17. These things may have seemed impossible to do,
a. but at least they were directed at people we associate with,
i. our families friends neighbors . . . US.
b. But now Jesus was talking about loving strangers, foreigners, the oppressors . . . THEM.
18. It is easy to imagine his listeners’ reactions;
a. For imagine how we would have reacted
i. If after Pearl Harbor we were told to put up no resistance
b. Remember how we did react after September 11th
i. When a few lone voices questioned our rush to war
c. Look around and see how we do react whenever we see latinos working, Muslims praying,
i. or homeless people begging in the streets of OUR fair city.
19. It is easy to understand why Jesus was killed;
a. Because to tell your people to love your enemy,
b. to put up no resistance to them
c. and to actually give more than they demand, isn’t just foolish - it is simply treason.
20. And sadly unless we look at Jesus and what happens to him,
21. it is all too easy to forget,
a. That for every South Africa or Berlin
i. there are countless Tiananmen Squares.
22. There is no guarantee
a. that our western values of nonviolence and democracy will prevail,
i. even if we believe that they come from Jesus.
23. But then,
a. Jesus does not demand
i. that we love our enemies
ii. in order to advocate democracy, non violence and “western values”.
24. He demands that we treat each other that way,
25. because that is how God treats us.
a. God, who according to Jewish theology is so exalted and different from us
i. that to utter the divine name is a sin and to see God’s face is to die,
1. Is, for Jesus, the loving Heavenly Father,
2. And is for the Church, Jesus himself.
b. God, who makes no distinction between Roman and Jew, just or unjust, us or them
i. Is the one who acts with generosity and love.
c. God, who, even when we hate,
i. even when we treat the son of God as a traitor
ii. and hang him on a cross and kill him.
d. Is the one who rises from the dead,
i. Generously offering forgiveness, peace and the chance to begin again.
26. We never understand this deeper dimension to Jesus’ message;
a. that is why his radical call to love our enemies so often gets reduced to nonviolent resistance.
27. We treat him as if he were offering us a lesson in politics
28. But he is not; He is preaching the kingdom of God;
a. and its politics are far more profound.
29. While I was preparing for this homily
a.

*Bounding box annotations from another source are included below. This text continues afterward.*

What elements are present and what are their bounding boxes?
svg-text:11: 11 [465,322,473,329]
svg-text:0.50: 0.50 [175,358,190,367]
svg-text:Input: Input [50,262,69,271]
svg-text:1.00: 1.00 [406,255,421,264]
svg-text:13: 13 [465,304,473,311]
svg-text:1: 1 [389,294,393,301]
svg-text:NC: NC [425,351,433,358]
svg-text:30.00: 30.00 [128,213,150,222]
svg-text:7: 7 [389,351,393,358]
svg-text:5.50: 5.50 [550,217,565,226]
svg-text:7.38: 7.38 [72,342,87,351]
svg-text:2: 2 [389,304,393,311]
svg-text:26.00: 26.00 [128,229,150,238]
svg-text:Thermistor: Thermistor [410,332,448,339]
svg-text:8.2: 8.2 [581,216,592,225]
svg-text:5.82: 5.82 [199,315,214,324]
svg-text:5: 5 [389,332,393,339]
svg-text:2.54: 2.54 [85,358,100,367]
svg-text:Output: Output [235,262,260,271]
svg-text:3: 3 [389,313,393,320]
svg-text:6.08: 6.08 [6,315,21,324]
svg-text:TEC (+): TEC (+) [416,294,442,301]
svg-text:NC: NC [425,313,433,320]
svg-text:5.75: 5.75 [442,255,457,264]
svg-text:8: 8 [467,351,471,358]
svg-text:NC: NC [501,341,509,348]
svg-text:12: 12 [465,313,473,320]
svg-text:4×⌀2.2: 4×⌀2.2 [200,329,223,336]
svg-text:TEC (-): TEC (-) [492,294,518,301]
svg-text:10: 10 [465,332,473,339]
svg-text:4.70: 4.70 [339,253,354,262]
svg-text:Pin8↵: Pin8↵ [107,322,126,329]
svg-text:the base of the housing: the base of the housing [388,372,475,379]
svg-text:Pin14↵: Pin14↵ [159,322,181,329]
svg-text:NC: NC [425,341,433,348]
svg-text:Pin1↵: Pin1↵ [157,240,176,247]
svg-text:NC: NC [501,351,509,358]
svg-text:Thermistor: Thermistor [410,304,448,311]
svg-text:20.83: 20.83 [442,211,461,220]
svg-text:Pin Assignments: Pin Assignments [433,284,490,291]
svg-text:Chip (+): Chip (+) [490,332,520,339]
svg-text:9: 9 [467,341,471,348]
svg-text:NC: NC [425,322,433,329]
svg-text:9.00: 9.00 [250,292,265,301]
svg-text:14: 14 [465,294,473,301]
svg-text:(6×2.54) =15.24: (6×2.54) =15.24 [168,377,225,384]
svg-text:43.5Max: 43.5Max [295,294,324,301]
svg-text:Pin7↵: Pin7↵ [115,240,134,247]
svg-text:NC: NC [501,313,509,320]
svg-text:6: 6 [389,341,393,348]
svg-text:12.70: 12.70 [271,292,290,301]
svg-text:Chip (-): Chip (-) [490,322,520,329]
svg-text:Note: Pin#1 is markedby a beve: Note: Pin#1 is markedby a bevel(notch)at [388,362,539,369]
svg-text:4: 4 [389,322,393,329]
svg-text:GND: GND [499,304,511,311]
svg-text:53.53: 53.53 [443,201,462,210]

I did some reading about that great vindication of nonviolent resistance,
b. the fall of the Berlin wall.
30. In an interview with one of the East German Border police,
a. when asked why they did not respond with violence
b. when they saw the waves of marchers the night the Wall fell,
i. The guard simply replied, “We did not expect flowers and candles”.
31. Of course they didn’t;
a. they expected subversives, supported and egged on by western imperialists;
b. they expected enemies of socialism;
c. they expected capitalist pigs.
d. They expected them.
32. But those flowers and candles opened their eyes and gave them ears to hear,
a. so that for a brief moment they saw these people as their neighbors and friends, family members and fellow socialists.
b. And thus they couldn’t fire on them;
c. for how do you fire on yourself?
33. They saw them, as Jesus would have us see each other and God sees us all;
34. In his radical words God comes bearing candles and flowers, challenging us to see things differently.
a. Accept the challenge: the next time you see a Mexican working,
i. Treat her as you would a citizen rather than a criminal.
b. The next time you see a Muslim praying
i. see him as a person of faith rather than a foreign terrorist.
c. The next time you see a homeless man begging
i. ask yourself what difference it would make to you
1. if they were your friends, your neighbors or members of your family.
ii. Because they are. We just don’t see it yet.
35. Were we to, and were we to see to it, that more and more saw it too,
36. I cannot help but think that atrocities such as the one we saw in Germany this past week, and have seen again and again and again through out history would cease.
a. For when we do, we glimpse the world the way God sees it;
i. we glimpse the kingdom, and for that moment,
ii. the Father’s perfect love,
iii. which does not see the world as divided into us and them, makes us perfect too.